The classic routes for acquiring this expertise and patois are in academia and on the job. Another great resource, especially for the self-taught, is to participate in online discussions among data scientists. In the course of my work here at IBM, I participate in several professional forums on LinkedIn devoted to big data. Here, grouped under several broad categories, are some recent LinkedIn discussion threads relevant to data science (click through to observe and participate in each, if you wish):
Algorithms and modeling:
- Random Effects Regression and ANOVA
- Share your views on the appropriateness of the following method used for variable reduction
- Confounding variables
- Mathematical optimization: finding minima of functions
Tools and platforms:
- Do you know how to build more efficient Real Time Data Warehouse spending less money and time?
- Please suggest me the best Open Source Tool for extracting Social Networks (Facebook, Twitter or Linkedin) data to Hadoop
- Video: Cassandra - A Real Time Big Data Application
- Looking for alternative design patterns for BI solutions using Hadoop and map reduce with out data ingestion, but rather references to the source from various sources. . . .
- R-integration with BI
- Big Data needs OpenCL
- What cloud based tools are available for Social Media Measurement and Analytics?
Applications and outcomes:
- Single File System Supercomputer Cluster Fuels Climate Research in...
- Using Location Intelligence to Create and Enable a Smarter Enterprise
- Best way to visualize events on a timeline
- What Impact Will Big Data Have on New Product Forecasting and Innovations Planning?
- At the Intersection of Big Data and Healthcare: What 7.2 Million...
- NASA Aims High with Airline Data
Paradigms and practices:
- What should be a starting point training for big data?

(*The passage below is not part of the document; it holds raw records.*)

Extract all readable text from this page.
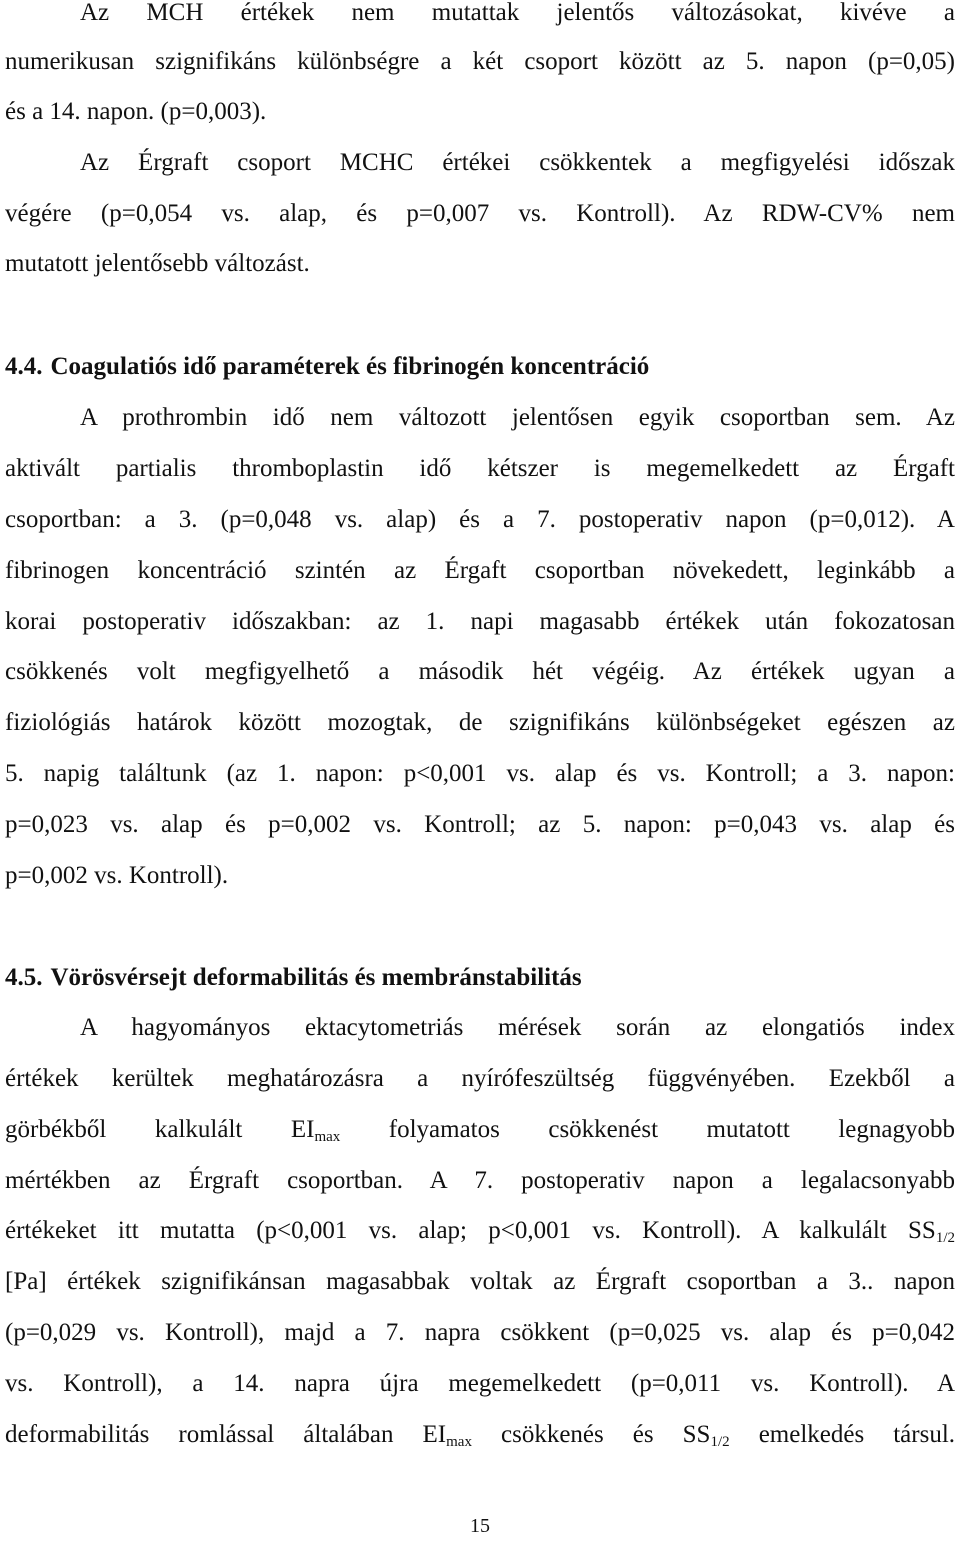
Az MCH értékek nem mutattak jelentős változásokat, kivéve a
numerikusan szignifikáns különbségre a két csoport között az 5. napon (p=0,05)
és a 14. napon. (p=0,003).
Az Érgraft csoport MCHC értékei csökkentek a megfigyelési időszak
végére (p=0,054 vs. alap, és p=0,007 vs. Kontroll). Az RDW-CV% nem
mutatott jelentősebb változást.
4.4. Coagulatiós idő paraméterek és fibrinogén koncentráció
A prothrombin idő nem változott jelentősen egyik csoportban sem. Az
aktivált partialis thromboplastin idő kétszer is megemelkedett az Érgaft
csoportban: a 3. (p=0,048 vs. alap) és a 7. postoperativ napon (p=0,012). A
fibrinogen koncentráció szintén az Érgaft csoportban növekedett, leginkább a
korai postoperativ időszakban: az 1. napi magasabb értékek után fokozatosan
csökkenés volt megfigyelhető a második hét végéig. Az értékek ugyan a
fiziológiás határok között mozogtak, de szignifikáns különbségeket egészen az
5. napig találtunk (az 1. napon: p<0,001 vs. alap és vs. Kontroll; a 3. napon:
p=0,023 vs. alap és p=0,002 vs. Kontroll; az 5. napon: p=0,043 vs. alap és
p=0,002 vs. Kontroll).
4.5. Vörösvérsejt deformabilitás és membránstabilitás
A hagyományos ektacytometriás mérések során az elongatiós index
értékek kerültek meghatározásra a nyírófeszültség függvényében. Ezekből a
görbékből kalkulált $EI_{max}$ folyamatos csökkenést mutatott legnagyobb
mértékben az Érgraft csoportban. A 7. postoperativ napon a legalacsonyabb
értékeket itt mutatta (p<0,001 vs. alap; p<0,001 vs. Kontroll). A kalkulált $SS_{1/2}$
[Pa] értékek szignifikánsan magasabbak voltak az Érgraft csoportban a 3.. napon
(p=0,029 vs. Kontroll), majd a 7. napra csökkent (p=0,025 vs. alap és p=0,042
vs. Kontroll), a 14. napra újra megemelkedett (p=0,011 vs. Kontroll). A
deformabilitás romlással általában $EI_{max}$ csökkenés és $SS_{1/2}$ emelkedés társul.
15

- Wow! Not a Data Governor, or Data Czar, but Data Dictator!!!
- 3 Reasons Why Data Mining is (almost) Dead
- Your roboboss called, and he doesn’t like your social media stats ...
- "Hoarders:" Big Data Edition
- Big, Big Data From Little Devices
- The What, Why and How of Becoming a Data-Driven Organization
- Do You Need a Chief Data Officer?
- Will big data fundamentally alter the workplace hierarchy and processes?
- ..Can Big Data Smoke Out the Silent Majority?
If you’re an established data scientist, you might find one very specialized discussion to be compelling, but the rest not worth a moment of your time. If you’re not a data scientist but wish to engage with those professionals in various business initiatives, these sorts of discussions may be the intellectual on-ramp you need to orient yourself.
Yes, some of the methodological discussions can be sleep-inducing and are best followed on a full tank of caffeine. If the thought of obtaining initial cluster components by extracting the required number of principal components and performing an orthoblique rotation makes you break out in hives, don’t say I didn’t warn you.